Richard Ciccarone, managing director and chief research officer at McDonnell Investment Management LLC, which holds over $8 billion of municipal debt:

The most important impact to the municipal bond market directly relates to who the players will be that will dictate the tax reform agenda. In this election, tax reform has been perhaps the highest profile issue shared by both candidates as well as those running for Congress. Proposals to date do not appear as well defined or even sketched in stone that there is a likely outcome — no matter which party comes away as victor. Proposals span from those that dramatically change the tax code that might involve the elimination of tax exemption to those that tweak the tax code to eliminate deductions. However, even before the next president is inaugurated, the unresolved fiscal cliff scare could be extremely bullish for muni bonds in general as the Bush tax cuts expire and the economy’s potential for a recession becomes highly elevated.

One of my three biggest concerns is if tax exemption is eliminated entirely. Odds don’t favor this outcome because of the serious threat to increasing the cost of state and local infrastructure financing.

The recent sequestration plan calls for a cut in the existing Build America Bond subsidy.

That should be enough to convince state and local government officials that the trade off for a BAB federal subsidy program is unreliable.

Loss of tax exemption in the current market could raise borrowing costs significantly by nearly 1% to 2% depending on maturity and credit quality in today’s market.

Under one proposal, the exemption on municipal bond income would be subject to a cap as would be the case with all other current deductions and tax credits.
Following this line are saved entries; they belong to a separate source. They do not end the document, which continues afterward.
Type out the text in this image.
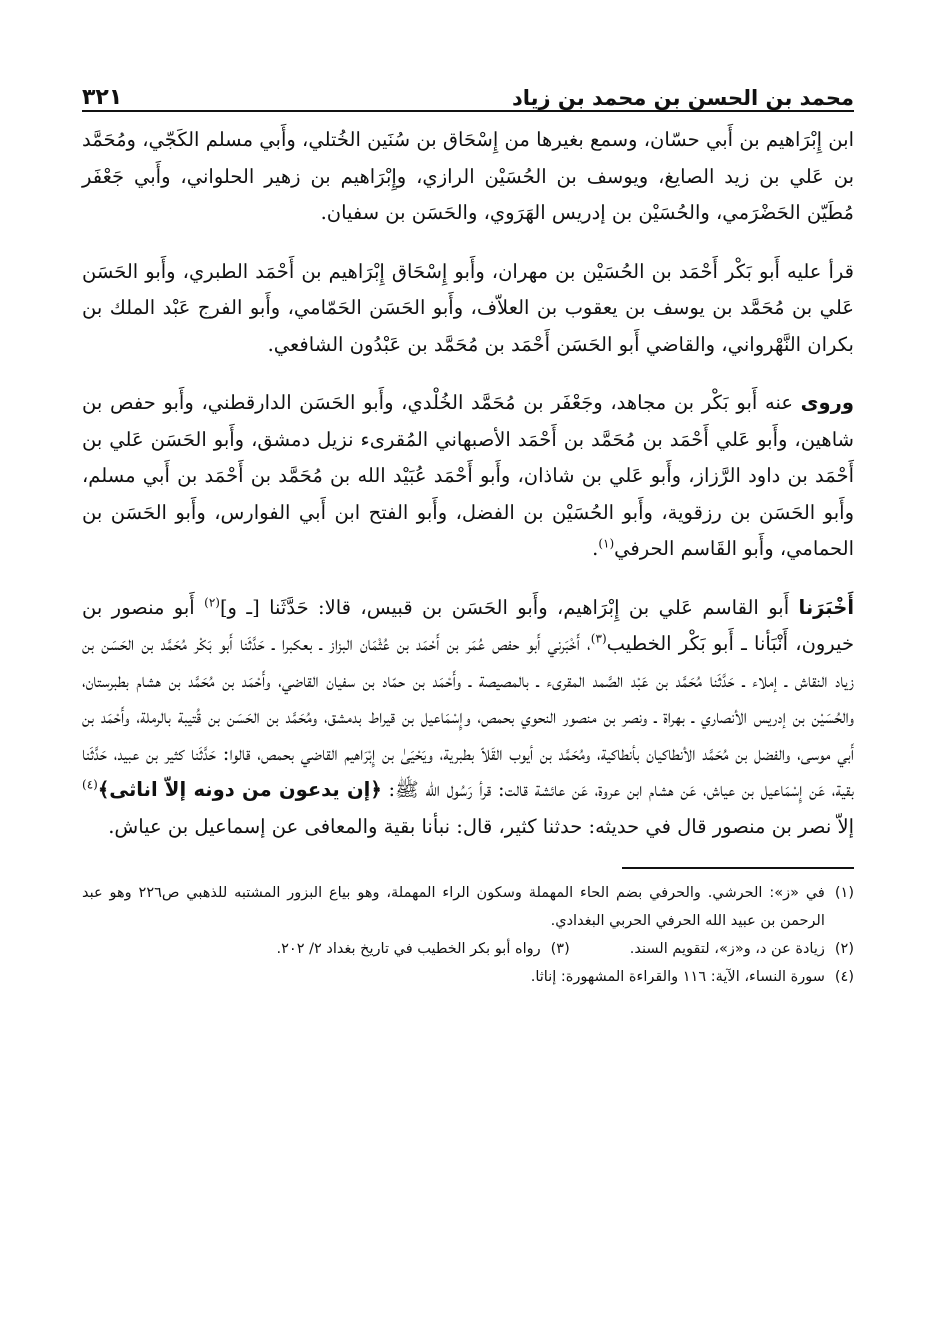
محمد بن الحسن بن محمد بن زياد
٣٢١

ابن إِبْرَاهيم بن أَبي حسّان، وسمع بغيرها من إِسْحَاق بن سُنَين الخُتلي، وأَبي مسلم الكَجّي، ومُحَمَّد بن عَلي بن زيد الصايغ، ويوسف بن الحُسَيْن الرازي، وإِبْرَاهيم بن زهير الحلواني، وأَبي جَعْفَر مُطَيّن الحَضْرَمي، والحُسَيْن بن إدريس الهَرَوي، والحَسَن بن سفيان.

قرأ عليه أَبو بَكْر أَحْمَد بن الحُسَيْن بن مهران، وأَبو إِسْحَاق إِبْرَاهيم بن أَحْمَد الطبري، وأَبو الحَسَن عَلي بن مُحَمَّد بن يوسف بن يعقوب بن العلاّف، وأَبو الحَسَن الحَمّامي، وأَبو الفرج عَبْد الملك بن بكران النَّهْرواني، والقاضي أَبو الحَسَن أَحْمَد بن مُحَمَّد بن عَبْدُون الشافعي.

وروى عنه أَبو بَكْر بن مجاهد، وجَعْفَر بن مُحَمَّد الخُلْدي، وأَبو الحَسَن الدارقطني، وأَبو حفص بن شاهين، وأَبو عَلي أَحْمَد بن مُحَمَّد بن أَحْمَد الأصبهاني المُقرىء نزيل دمشق، وأَبو الحَسَن عَلي بن أَحْمَد بن داود الرَّزاز، وأَبو عَلي بن شاذان، وأَبو أَحْمَد عُبَيْد الله بن مُحَمَّد بن أَحْمَد بن أَبي مسلم، وأَبو الحَسَن بن رزقوية، وأَبو الحُسَيْن بن الفضل، وأَبو الفتح ابن أَبي الفوارس، وأَبو الحَسَن بن الحمامي، وأَبو القَاسم الحرفي$^{(١)}$.

أَخْبَرَنا أَبو القاسم عَلي بن إِبْرَاهيم، وأَبو الحَسَن بن قبيس، قالا: حَدَّثَنا [ـ و]$^{(٢)}$ أَبو منصور بن خيرون، أَنْبَأنا ـ أَبو بَكْر الخطيب$^{(٣)}$، أَخْبَرني أَبو حفص عُمَر بن أَحْمَد بن عُثْمَان البزاز ـ بعكبرا ـ حَدَّثَنا أَبو بَكْر مُحَمَّد بن الحَسَن بن زياد النقاش ـ إملاء ـ حَدَّثَنا مُحَمَّد بن عَبْد الصَّمد المقرىء ـ بالمصيصة ـ وأَحْمَد بن حمّاد بن سفيان القاضي، وأَحْمَد بن مُحَمَّد بن هشام بطبرستان، والحُسَيْن بن إدريس الأنصاري ـ بهراة ـ ونصر بن منصور النحوي بحمص، وإِسْمَاعيل بن قيراط بدمشق، ومُحَمَّد بن الحَسَن بن قُتيبة بالرملة، وأَحْمَد بن أَبي موسى، والفضل بن مُحَمَّد الأنطاكيان بأنطاكية، ومُحَمَّد بن أيوب القَلاّ بطبرية، ويَحْيَىٰ بن إِبْرَاهيم القاضي بحمص، قالوا: حَدَّثَنا كثير بن عبيد، حَدَّثَنا بقية، عَن إِسْمَاعيل بن عياش، عَن هشام ابن عروة، عَن عائشة قالت: قرأ رَسُول الله ﷺ: ﴿إن يدعون من دونه إلاّ اناثى﴾$^{(٤)}$ إلاّ نصر بن منصور قال في حديثه: حدثنا كثير، قال: نبأنا بقية والمعافى عن إسماعيل بن عياش.

(١)
في «ز»: الحرشي. والحرفي بضم الحاء المهملة وسكون الراء المهملة، وهو بياع البزور المشتبه للذهبي ص٢٢٦ وهو عبد الرحمن بن عبيد الله الحرفي الحربي البغدادي.
(٢)
زيادة عن د، و«ز»، لتقويم السند.
(٣)
رواه أبو بكر الخطيب في تاريخ بغداد ٢/ ٢٠٢.
(٤)
سورة النساء، الآية: ١١٦ والقراءة المشهورة: إناثا.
A potentially greater threat is the total elimination since that concept already exists relating to private activity bonds and the AMT tax. Still, it would not be a good outcome for state and local infrastructure financing. The impact would be felt more severely once interest rates would go up.
Loss of deductions would have a direct impact on state and local governments with high taxes, in which their taxpayers could no longer deduct these items from their overall federal tax burden.